8. Hukuk Dairesi 2019/5642 E. , 2019/10446 K.
'İçtihat Metni'
DAVA TÜRÜ : Vakıf (Genel Kurul Kararının İptali)
MAHKEMESİ : İstanbul Anadolu 22. Asliye Hukuk Mahkemesi
Taraflar arasında görülen ve yukarıda açıklanan davada yapılan yargılama sonunda İstanbul Anadolu 22. Asliye Hukuk Mahkemesi hükmüne karşı, bir kısım davacı vekilleri tarafından ayrı ayrı istinaf yoluna başvurulması sonunda İstanbul Bölge Adliye Mahkemesi 4. Hukuk Dairesince istinaf başvurusunun usulen kabulü ile İlk Derece Mahkemesinin kararın kaldırılması ve dosyanın yeniden yargılama yapılmak üzere mahkemesine iadesine kesin olarak karar verilmiş, hükmün davalılar vekili tarafından temyiz edilmesi üzerine İstanbul Bölge Adliye Mahkemesi 4. Hukuk Dairesince bu kez 11.09.2019 tarihli ek kararla temyiz yoluna başvurma dilekçesinin reddine karar verilmiştir. Bu defa temyizin reddi kararının Yargıtayca incelenmesi davalılar vekili tarafından istenilmiştir. Dosya incelendi, gereği düşünüldü.
KARAR
Asıl dava dilekçesinde davalı vakfın 18.05.2013 tarihli olağanüstü genel kurul toplantısında alınan Vakıf Senedinin 36. maddesinin değiştirilmesine dair kararın iptaline, birleşen dava dilekçesinde ise aynı toplantıda alınan kararların tamamının iptaline karar verilmesi istenmiştir.
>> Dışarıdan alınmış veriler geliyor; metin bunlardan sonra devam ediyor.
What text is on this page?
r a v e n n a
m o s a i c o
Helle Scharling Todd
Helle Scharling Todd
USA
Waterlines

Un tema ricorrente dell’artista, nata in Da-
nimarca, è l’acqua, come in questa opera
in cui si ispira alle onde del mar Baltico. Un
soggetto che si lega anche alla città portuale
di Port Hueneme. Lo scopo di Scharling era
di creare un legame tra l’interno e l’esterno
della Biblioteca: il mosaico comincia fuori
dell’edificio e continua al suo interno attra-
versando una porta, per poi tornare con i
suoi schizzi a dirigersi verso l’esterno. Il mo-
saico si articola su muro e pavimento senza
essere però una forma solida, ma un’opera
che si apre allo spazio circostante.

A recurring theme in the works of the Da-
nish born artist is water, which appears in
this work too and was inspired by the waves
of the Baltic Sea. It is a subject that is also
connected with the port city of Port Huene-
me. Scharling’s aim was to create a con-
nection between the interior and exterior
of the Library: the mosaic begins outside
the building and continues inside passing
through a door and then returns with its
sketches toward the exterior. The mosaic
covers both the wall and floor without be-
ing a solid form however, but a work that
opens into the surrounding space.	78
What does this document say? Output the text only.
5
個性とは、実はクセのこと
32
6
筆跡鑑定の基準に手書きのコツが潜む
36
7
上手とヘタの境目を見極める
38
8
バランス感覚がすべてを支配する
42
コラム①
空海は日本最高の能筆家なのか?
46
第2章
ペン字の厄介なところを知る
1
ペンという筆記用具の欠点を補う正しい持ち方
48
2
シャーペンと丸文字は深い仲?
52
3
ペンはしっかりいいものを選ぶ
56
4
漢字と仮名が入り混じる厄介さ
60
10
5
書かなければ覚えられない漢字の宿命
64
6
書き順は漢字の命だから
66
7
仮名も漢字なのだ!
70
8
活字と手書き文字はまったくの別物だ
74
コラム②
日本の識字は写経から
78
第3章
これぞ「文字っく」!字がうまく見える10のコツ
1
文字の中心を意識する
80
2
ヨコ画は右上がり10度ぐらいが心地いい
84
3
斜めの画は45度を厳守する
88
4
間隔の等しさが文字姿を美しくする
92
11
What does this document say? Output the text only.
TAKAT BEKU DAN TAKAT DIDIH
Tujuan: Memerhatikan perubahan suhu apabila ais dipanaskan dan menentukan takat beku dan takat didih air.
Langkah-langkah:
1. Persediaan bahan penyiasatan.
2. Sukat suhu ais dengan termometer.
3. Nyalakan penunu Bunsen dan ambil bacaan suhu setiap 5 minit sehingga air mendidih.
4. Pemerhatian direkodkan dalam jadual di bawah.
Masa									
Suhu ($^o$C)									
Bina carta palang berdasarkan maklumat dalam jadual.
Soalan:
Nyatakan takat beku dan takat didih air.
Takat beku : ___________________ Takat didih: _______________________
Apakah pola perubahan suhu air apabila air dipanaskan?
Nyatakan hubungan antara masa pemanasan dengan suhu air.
İlk Derece Mahkemesince yapılan yargılama sonunda davanın reddine karar verilmiş, karara karşı bir kısım davacılar vekili tarafından ayrı ayrı istinaf yoluna başvurulmuş, İstanbul Bölge Adliye Mahkemesi 4. Hukuk Dairesince istinaf başvurusunun kabulü ile İlk Derece Mahkemesi kararının kaldırılmasına karar verilmiştir.
Bölge Adliye Mahkemesinin, İlk Derece Mahkemesi kararının kaldırılmasına dair kararını davalılar vekilinin temyiz etmesi üzerine ise verilen kararın kesin nitelikte olduğu gerekçesi ile temyiz dilekçesinin reddine karar verilmiş, davalılar vekili tarafından bu defa ek karar temyiz edilmiştir.
Dava vakıf genel kurul kararlarının iptali istemine ilişkindir.
1. Öncelikle temyiz dilekçesinin reddine dair ek kararın incelenmesi gerekmektedir.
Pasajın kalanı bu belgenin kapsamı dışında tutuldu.